Einde inhoudsopgave
Europese Code inzake sociale zekerheid
Artikel 78
Geldend
Geldend vanaf 17-03-1968
- Redactionele toelichting
De inwerkingtreding is gecorrigeerd via een rectificatie (Trb. 1975, 71).
- Bronpublicatie:
16-04-1964, Trb. 1965, 47 (uitgifte: 24-03-1965, kamerstukken/regelingnummer: -)
- Inwerkingtreding
17-03-1968
- Bronpublicatie inwerkingtreding:
27-04-1967, Trb. 1967, 53 (uitgifte: 01-01-1967, kamerstukken/regelingnummer: -)
- Vakgebied(en)
EU-recht / Bijzondere onderwerpen
Internationale sociale zekerheid / Algemeen
1.
Elke ondertekenende Staat die zich wenst te beroepen op de bepalingen van artikel 2, lid 2, legt, alvorens tot bekrachtiging over te gaan, aan de Secretaris-Generaal een verslag over, waaruit blijkt in hoeverre zijn stelsel van sociale zekerheid in overeenstemming is met de bepalingen van deze Code.
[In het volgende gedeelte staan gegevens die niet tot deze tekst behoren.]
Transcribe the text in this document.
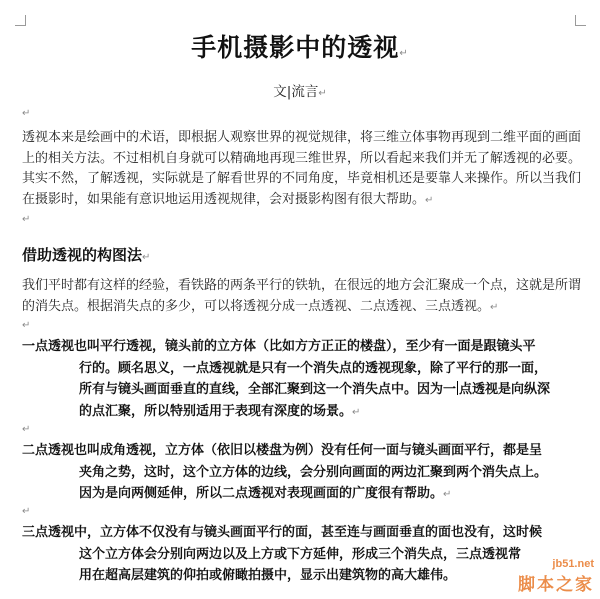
手机摄影中的透视↵
文|流言↵
↵
透视本来是绘画中的术语，即根据人观察世界的视觉规律，将三维立体事物再现到二维平面的画面上的相关方法。不过相机自身就可以精确地再现三维世界，所以看起来我们并无了解透视的必要。其实不然，了解透视，实际就是了解看世界的不同角度，毕竟相机还是要靠人来操作。所以当我们在摄影时，如果能有意识地运用透视规律，会对摄影构图有很大帮助。↵
↵
借助透视的构图法↵
我们平时都有这样的经验，看铁路的两条平行的铁轨，在很远的地方会汇聚成一个点，这就是所谓的消失点。根据消失点的多少，可以将透视分成一点透视、二点透视、三点透视。↵
↵
一点透视也叫平行透视，镜头前的立方体（比如方方正正的楼盘），至少有一面是跟镜头平
行的。顾名思义，一点透视就是只有一个消失点的透视现象，除了平行的那一面，
所有与镜头画面垂直的直线，全部汇聚到这一个消失点中。因为一 点透视是向纵深
的点汇聚，所以特别适用于表现有深度的场景。↵
↵
二点透视也叫成角透视，立方体（依旧以楼盘为例）没有任何一面与镜头画面平行，都是呈
夹角之势，这时，这个立方体的边线，会分别向画面的两边汇聚到两个消失点上。
因为是向两侧延伸，所以二点透视对表现画面的广度很有帮助。↵
↵
三点透视中，立方体不仅没有与镜头画面平行的面，甚至连与画面垂直的面也没有，这时候
这个立方体会分别向两边以及上方或下方延伸，形成三个消失点，三点透视常
用在超高层建筑的仰拍或俯瞰拍摄中，显示出建筑物的高大雄伟。
jb51.net
脚本之家
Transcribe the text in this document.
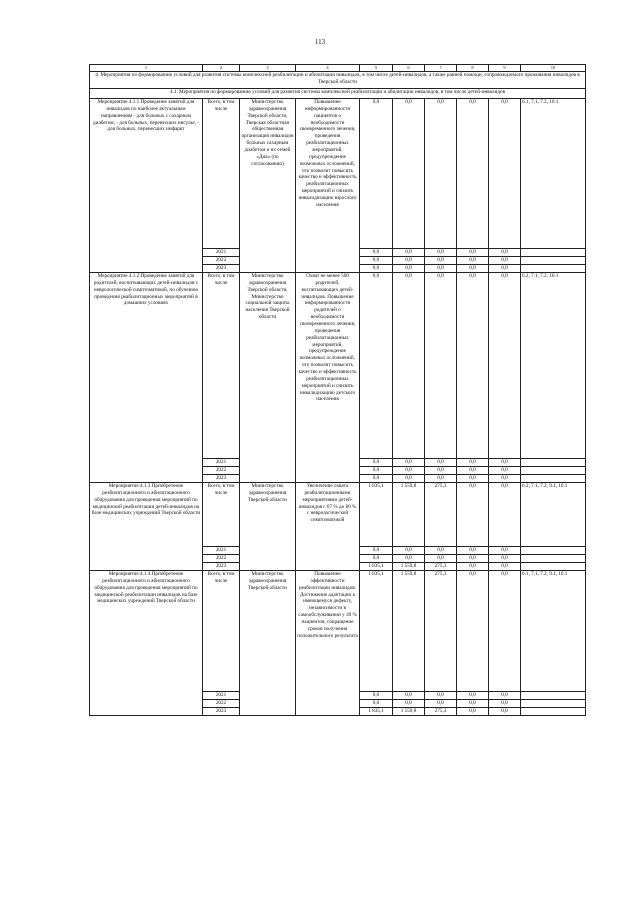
113
1	2	3	4	5	6	7	8	9	10
4. Мероприятия по формированию условий для развития системы комплексной реабилитации и абилитации инвалидов, в том числе детей-инвалидов, а также ранней помощи, сопровождаемого проживания инвалидов в Тверской области									
4.1. Мероприятия по формированию условий для развития системы комплексной реабилитации и абилитации инвалидов, в том числе детей-инвалидов									
Мероприятие 4.1.1 Проведение занятий для инвалидов по наиболее актуальным направлениям - для больных с сахарным диабетом, - для больных, перенесших инсульт, - для больных, перенесших инфаркт	Всего, в том числе	Министерство здравоохранения Тверской области, Тверская областная общественная организация инвалидов больных сахарным диабетом и их семей «Диа» (по согласованию)	Повышение информированности пациентов о необходимости своевременного лечения, проведения реабилитационных мероприятий, предупреждение возможных осложнений, что позволит повысить качество и эффективность реабилитационных мероприятий и снизить инвалидизацию взрослого населения	0,0	0,0	0,0	0,0	0,0	6.1, 7.1, 7.2, 10.1
	2021			0,0	0,0	0,0	0,0	0,0	
	2022			0,0	0,0	0,0	0,0	0,0	
	2023			0,0	0,0	0,0	0,0	0,0	
Мероприятие 4.1.2 Проведение занятий для родителей, воспитывающих детей-инвалидов с неврологической симптоматикой, по обучению проведения реабилитационных мероприятий в домашних условиях	Всего, в том числе	Министерство здравоохранения Тверской области, Министерство социальной защиты населения Тверской области	Охват не менее 500 родителей, воспитывающих детей-инвалидов. Повышение информированности родителей о необходимости своевременного лечения, проведения реабилитационных мероприятий, предупреждение возможных осложнений, что позволит повысить качество и эффективность реабилитационных мероприятий и снизить инвалидизацию детского населения	0,0	0,0	0,0	0,0	0,0	6.2, 7.1, 7.2, 10.1
	2021			0,0	0,0	0,0	0,0	0,0	
	2022			0,0	0,0	0,0	0,0	0,0	
	2023			0,0	0,0	0,0	0,0	0,0	
Мероприятие 4.1.3 Приобретение реабилитационного и абилитационного оборудования для проведения мероприятий по медицинской реабилитации детей-инвалидов на базе медицинских учреждений Тверской области	Всего, в том числе	Министерство здравоохранения Тверской области	Увеличение охвата реабилитационными мероприятиями детей-инвалидов с 67 % до 80 % с неврологической симптоматикой	1 835,1	1 559,8	275,3	0,0	0,0	6.2, 7.1, 7.2, 9.1, 10.1
	2021			0,0	0,0	0,0	0,0	0,0	
	2022			0,0	0,0	0,0	0,0	0,0	
	2023			1 835,1	1 559,8	275,3	0,0	0,0	
Мероприятие 4.1.4 Приобретение реабилитационного и абилитационного оборудования для проведения мероприятий по медицинской реабилитации инвалидов на базе медицинских учреждений Тверской области	Всего, в том числе	Министерство здравоохранения Тверской области	Повышение эффективности реабилитации инвалидов. Достижение адаптации к имеющемуся дефекту, независимости в самообслуживании у 30 % пациентов, сокращение сроков получения положительного результата	1 835,1	1 559,8	275,3	0,0	0,0	6.1, 7.1, 7.2, 9.1, 10.1
	2021			0,0	0,0	0,0	0,0	0,0	
	2022			0,0	0,0	0,0	0,0	0,0	
	2023			1 835,1	1 559,8	275,3	0,0	0,0	
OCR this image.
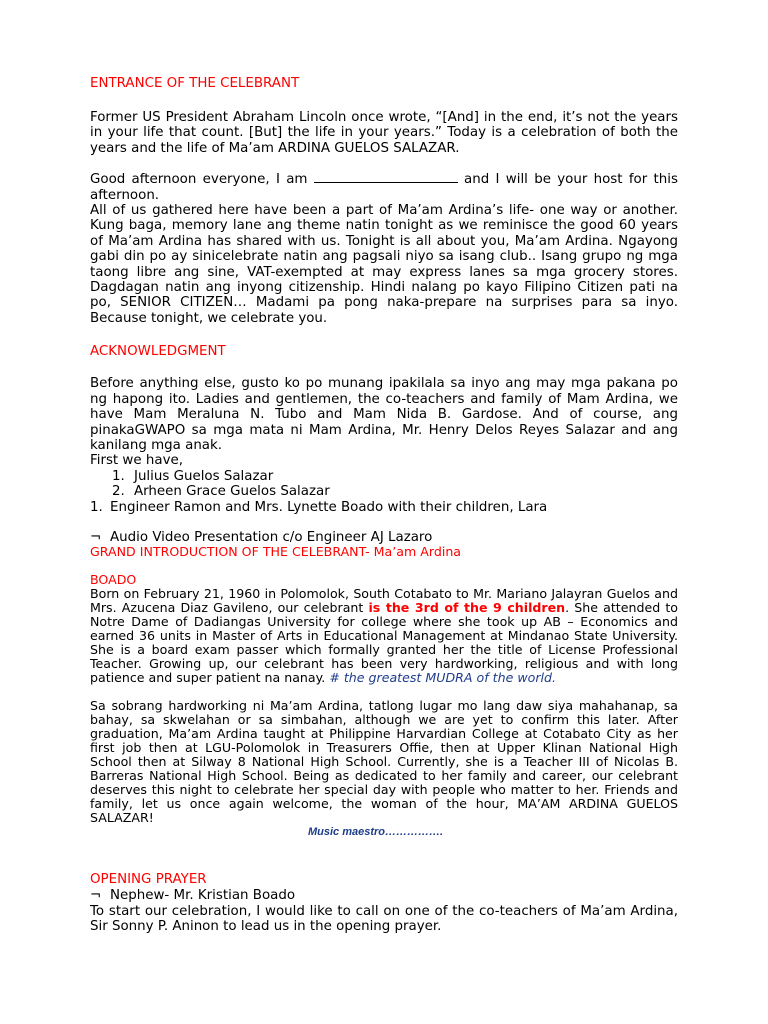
ENTRANCE OF THE CELEBRANT

Former US President Abraham Lincoln once wrote, “[And] in the end, it’s not the years in your life that count. [But] the life in your years.” Today is a celebration of both the years and the life of Ma’am ARDINA GUELOS SALAZAR.

Good afternoon everyone, I am	and I will be your host for this afternoon.

All of us gathered here have been a part of Ma’am Ardina’s life- one way or another. Kung baga, memory lane ang theme natin tonight as we reminisce the good 60 years of Ma’am Ardina has shared with us. Tonight is all about you, Ma’am Ardina. Ngayong gabi din po ay sinicelebrate natin ang pagsali niyo sa isang club.. Isang grupo ng mga taong libre ang sine, VAT-exempted at may express lanes sa mga grocery stores. Dagdagan natin ang inyong citizenship. Hindi nalang po kayo Filipino Citizen pati na po, SENIOR CITIZEN… Madami pa pong naka-prepare na surprises para sa inyo. Because tonight, we celebrate you.

ACKNOWLEDGMENT

Before anything else, gusto ko po munang ipakilala sa inyo ang may mga pakana po ng hapong ito. Ladies and gentlemen, the co-teachers and family of Mam Ardina, we have Mam Meraluna N. Tubo and Mam Nida B. Gardose. And of course, ang pinakaGWAPO sa mga mata ni Mam Ardina, Mr. Henry Delos Reyes Salazar and ang kanilang mga anak.

First we have,

1. Julius Guelos Salazar

2. Arheen Grace Guelos Salazar

1. Engineer Ramon and Mrs. Lynette Boado with their children, Lara

¬ Audio Video Presentation c/o Engineer AJ Lazaro

GRAND INTRODUCTION OF THE CELEBRANT- Ma’am Ardina

BOADO

Born on February 21, 1960 in Polomolok, South Cotabato to Mr. Mariano Jalayran Guelos and Mrs. Azucena Diaz Gavileno, our celebrant is the 3rd of the 9 children. She attended to Notre Dame of Dadiangas University for college where she took up AB – Economics and earned 36 units in Master of Arts in Educational Management at Mindanao State University. She is a board exam passer which formally granted her the title of License Professional Teacher. Growing up, our celebrant has been very hardworking, religious and with long patience and super patient na nanay. # the greatest MUDRA of the world.

Sa sobrang hardworking ni Ma’am Ardina, tatlong lugar mo lang daw siya mahahanap, sa bahay, sa skwelahan or sa simbahan, although we are yet to confirm this later. After graduation, Ma’am Ardina taught at Philippine Harvardian College at Cotabato City as her first job then at LGU-Polomolok in Treasurers Offie, then at Upper Klinan National High School then at Silway 8 National High School. Currently, she is a Teacher III of Nicolas B. Barreras National High School. Being as dedicated to her family and career, our celebrant deserves this night to celebrate her special day with people who matter to her. Friends and family, let us once again welcome, the woman of the hour, MA’AM ARDINA GUELOS SALAZAR!

Music maestro…………….

OPENING PRAYER

¬ Nephew- Mr. Kristian Boado

To start our celebration, I would like to call on one of the co-teachers of Ma’am Ardina, Sir Sonny P. Aninon to lead us in the opening prayer.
Dit verslag moet een verklaring bevatten aangaande:
- (a)
de ter zake bestaande wetgeving en
- (b)
gegevens waaruit blijkt dat is voldaan aan de statistische voorwaarden neergelegd in:
- (i)
- (ii)
de artikelen 44, 65, 66 of 67, wat de bedragen der uitkeringen betreft;
- (iii)
artikel 24, lid 2, wat de duur van de uitkering bij werkloosheid betreft; en
- (iv)
artikel 70, lid 2, wat betreft het aandeel in de inkomsten voortkomend uit de verzekeringspremies van de beschermde loontrekkenden; en
- (c)
alle elementen waarmede op verlangen van de ondertekenende Staat rekening moet worden gehouden, overeenkomstig de leden 2 en 3 van artikel 2.
Voor zover mogelijk dienen deze gegevens te worden verstrekt op de wijze en in de volgorde, aangegeven door de commissie.
2.
De betrokken ondertekenende Staat verstrekt de Secretaris-Generaal op diens verzoek verdere gegevens omtrent de punten waarop zijn stelsel van sociale zekerheid in overeenstemming is met de bepalingen van deze Code.
3.
Genoemd verslag en deze verdere gegevens worden bestudeerd door de commissie, die daarbij de bepalingen van artikel 2, lid 3, in acht neemt. De commissie legt aan het Comité van Ministers een verslag voor waarin haar conclusies zijn vervat.
4.
Met een meerderheid van twee derde van het aantal uitgebrachte stemmen beslist het Comité van Ministers overeenkomstig het bepaalde in artikel 20, sub (d) van het Statuut van de Raad van Europa, of het stelsel van sociale zekerheid van de ondertekenende Staat in overeenstemming is met de bepalingen van deze Code.
5.
Indien het Comité van Ministers van oordeel is dat het bedoelde stelsel van sociale zekerheid niet in overeenstemming is met de bepalingen van deze Code, verwittigt zij de betrokken ondertekenende Staat hiervan en kan hem aanbevelingen doen omtrent de wijze waarop zijn stelsel alsnog met deze bepalingen in overeenstemming kan worden gebracht.